BEHIND THE SCENES AT CHRISTIE’S AUCTION HOUSE, WHERE DIAMOND RINGS SELL FOR MILLIONS
Clutching at catalogues and licking the tips of their fingers as they flip from page to page, prospective buyers fill the room, following the lots as the auctioneer calls them out. I watch them raise their paddles surreptitiously and, unused to the confidential nature of auctions, find myself peering around with curiosity. Understandably, my gaze is met with taciturn stares from buyers who wish to remain anonymous in the crowd. I soon acclimatise to auction etiquette and make sure to sit firmly on my hands, for fear of scratching my nose and ending up the proud owner of a 19th century diamond tiara.
I am at Christie’s Auction House in St. James, London, having gained exclusive access to the 2019 Important Jewels Sale.
Founded in 1766, Christie’s is one of the two largest auction houses the world over, alongside competitor Sotheby’s. It’s the place where Leonardo da Vinci Salvator Mundi sold for $450.3 million, where Elton John flogged 20 oh his luxury cars and the Givenchy black dress worn by Audrey Hepburn in ‘Breakfast at Tiffany’s’ was bought for just under half a million pounds.

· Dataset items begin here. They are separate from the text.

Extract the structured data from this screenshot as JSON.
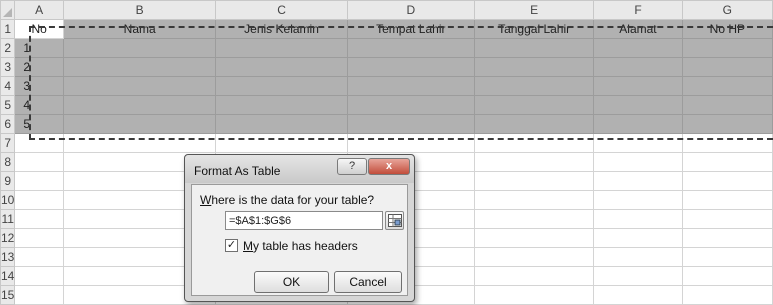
{
  "sheet": {
    "column_headers": [
      "A",
      "B",
      "C",
      "D",
      "E",
      "F",
      "G"
    ],
    "row_headers": [
      "1",
      "2",
      "3",
      "4",
      "5",
      "6",
      "7",
      "8",
      "9",
      "10",
      "11",
      "12",
      "13",
      "14",
      "15"
    ],
    "table_headers": [
      "No",
      "Nama",
      "Jenis Kelamin",
      "Tempat Lahir",
      "Tanggal Lahir",
      "Alamat",
      "No HP"
    ],
    "numbers": [
      "1",
      "2",
      "3",
      "4",
      "5"
    ],
    "selection_color": "#b1b1b1"
  },
  "dialog": {
    "title": "Format As Table",
    "help_label": "?",
    "close_label": "x",
    "prompt_underlined": "W",
    "prompt_rest": "here is the data for your table?",
    "range_value": "=$A$1:$G$6",
    "headers_checked": "✓",
    "headers_label_underlined": "M",
    "headers_label_rest": "y table has headers",
    "ok_label": "OK",
    "cancel_label": "Cancel",
    "close_color": "#c24d3b"
  }
}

Back in the room, there is a hushed sense of excitement, which gradually simmers as higher priced items appear on the screen. Christie’s staff can be seen manning the phone banks in lines, negotiating with clients on calls as each item progresses. “The sapphire and diamond wristwatch is now at £80,000 Madame, would you like to say £85,000?” one might mutter discreetly down the phone at any given point. Said wristwatch ends up being bought for £87,500, a mid to high price point of the day’s proceedings.
A rare medieval sapphire ring, hailing from the 1400s, goes for £30,000. The design is iconographic, with the infant Christ engraved on one side of the gold mount. The ring is one of the oldest items they have ever sold at auction.